Traci Lords

The recent good spell of weather has lead to plenty of action. First up well traveled Lancashire duo Gaz Parry and Ian Vickers visited Kentmere and despatched most of the best problems at the Garburn Pass boulder, as well as grabbing a couple of first ascents: On The Skunt 7b/V8, climbs project 10 on the topo from sitting. F.A. Ian Vickers
Gaz managed to re-climb Paradigm minus it's missing hold at 7c/V9ish. Gaz explains his sequence - "Broken hold left hand as a shoulder with the right hand on an undercut, now right hand to cristally crack then (as on the original problem) a big move with your left hand to the small crimp and go again to the lip."

Next up John Gaskins has climbed the sit start proper to Subliminal at Heysham Head, commenting that it does not add a great deal of difficulty to the original low start 7c/V9, which is still the crux. John has also named his awesome new problem at Thorn Crag Return of the Fly (7c+/V10). This problem is described as "Johns Wall" on the topo and in the March edition of Climber magazine.
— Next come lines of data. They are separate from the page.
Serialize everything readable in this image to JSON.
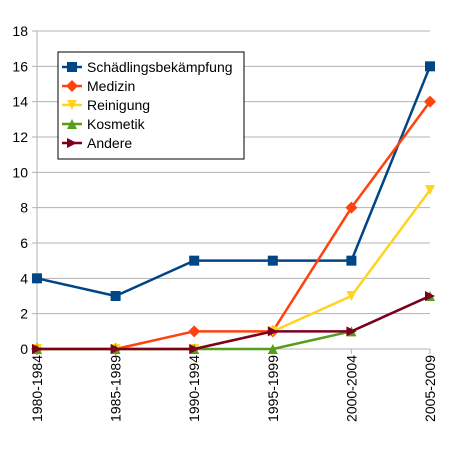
{
  "chart_data": {
    "type": "line",
    "title": "",
    "xlabel": "",
    "ylabel": "",
    "ylim": [
      0,
      18
    ],
    "y_ticks": [
      "0",
      "2",
      "4",
      "6",
      "8",
      "10",
      "12",
      "14",
      "16",
      "18"
    ],
    "categories": [
      "1980-1984",
      "1985-1989",
      "1990-1994",
      "1995-1999",
      "2000-2004",
      "2005-2009"
    ],
    "grid": {
      "horizontal": true,
      "vertical": false
    },
    "legend_position": "top-left",
    "series": [
      {
        "name": "Schädlingsbekämpfung",
        "color": "#004586",
        "marker": "square",
        "values": [
          4,
          3,
          5,
          5,
          5,
          16
        ]
      },
      {
        "name": "Medizin",
        "color": "#ff420e",
        "marker": "diamond",
        "values": [
          0,
          0,
          1,
          1,
          8,
          14
        ]
      },
      {
        "name": "Reinigung",
        "color": "#ffd320",
        "marker": "triangle-down",
        "values": [
          0,
          0,
          0,
          1,
          3,
          9
        ]
      },
      {
        "name": "Kosmetik",
        "color": "#579d1c",
        "marker": "triangle-up",
        "values": [
          0,
          0,
          0,
          0,
          1,
          3
        ]
      },
      {
        "name": "Andere",
        "color": "#7e0021",
        "marker": "triangle-right",
        "values": [
          0,
          0,
          0,
          1,
          1,
          3
        ]
      }
    ]
  }
}
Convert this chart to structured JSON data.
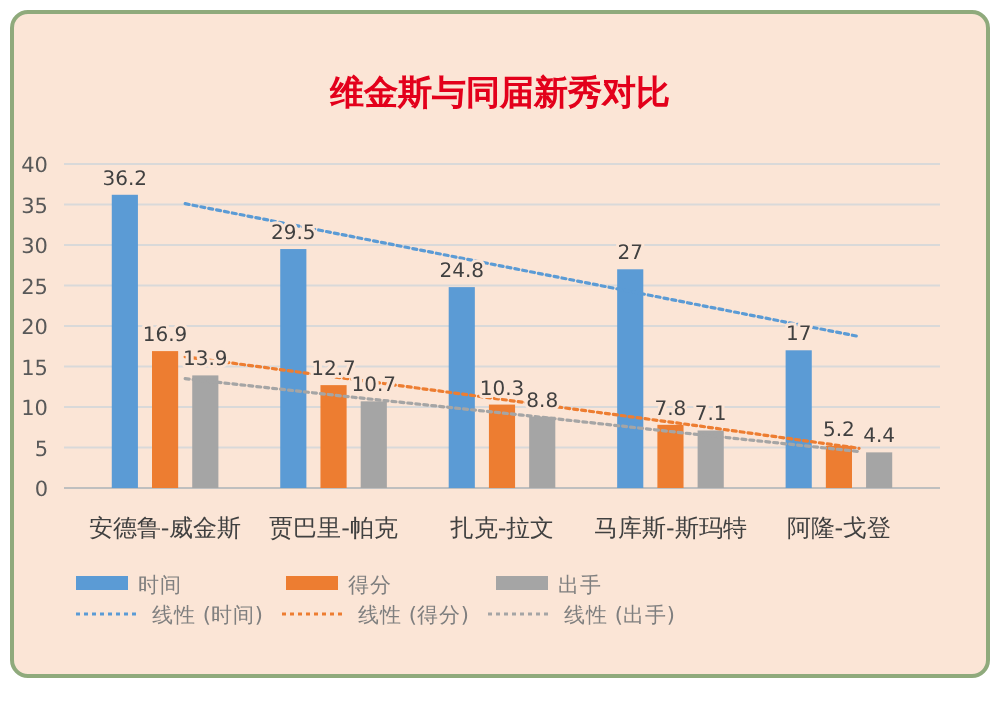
{
  "chart_data": {
    "type": "bar",
    "title": "维金斯与同届新秀对比",
    "categories": [
      "安德鲁-威金斯",
      "贾巴里-帕克",
      "扎克-拉文",
      "马库斯-斯玛特",
      "阿隆-戈登"
    ],
    "series": [
      {
        "name": "时间",
        "color": "#5b9bd5",
        "values": [
          36.2,
          29.5,
          24.8,
          27,
          17
        ],
        "value_labels": [
          "36.2",
          "29.5",
          "24.8",
          "27",
          "17"
        ]
      },
      {
        "name": "得分",
        "color": "#ed7d31",
        "values": [
          16.9,
          12.7,
          10.3,
          7.8,
          5.2
        ],
        "value_labels": [
          "16.9",
          "12.7",
          "10.3",
          "7.8",
          "5.2"
        ]
      },
      {
        "name": "出手",
        "color": "#a5a5a5",
        "values": [
          13.9,
          10.7,
          8.8,
          7.1,
          4.4
        ],
        "value_labels": [
          "13.9",
          "10.7",
          "8.8",
          "7.1",
          "4.4"
        ]
      },
      {
        "name": "线性 (时间)",
        "type": "line",
        "line_style": "dotted",
        "color": "#5b9bd5",
        "values": [
          35.1,
          31.0,
          26.9,
          22.8,
          18.7
        ]
      },
      {
        "name": "线性 (得分)",
        "type": "line",
        "line_style": "dotted",
        "color": "#ed7d31",
        "values": [
          16.2,
          13.4,
          10.6,
          7.8,
          4.9
        ]
      },
      {
        "name": "线性 (出手)",
        "type": "line",
        "line_style": "dotted",
        "color": "#a5a5a5",
        "values": [
          13.5,
          11.2,
          9.0,
          6.7,
          4.5
        ]
      }
    ],
    "ylim": [
      0,
      40
    ],
    "yticks": [
      0,
      5,
      10,
      15,
      20,
      25,
      30,
      35,
      40
    ],
    "grid": "y",
    "legend": "bottom"
  }
}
Finally, remember a few months back when we told you about a certain five star project at the Tilberthwaite Lad Stones? Well sorry its no longer a project! Greg Chapman, armed with the knowledge that John Gaskins had been for a look, pulled his finger out and climbed the line from standing to give Traci Lords, hard 7c+/V10. This superb line climbs project 4 listed on the topo i.e. the tilted wall in a small bay from opposing gaston edges upto a pinchy crimp then a big move to a reasonable hold out left, now sort your feet and go again with your left to a better hold match and slap up for the jug on the top-out ledge. This is probably the best pure hard problem in the Lakes - certainly in the mountains! Greg also climbed the sit start project to the 5+/V1 arete on the Tilted Boulder at around 7a+/V7, which is also very good if a little abrasive.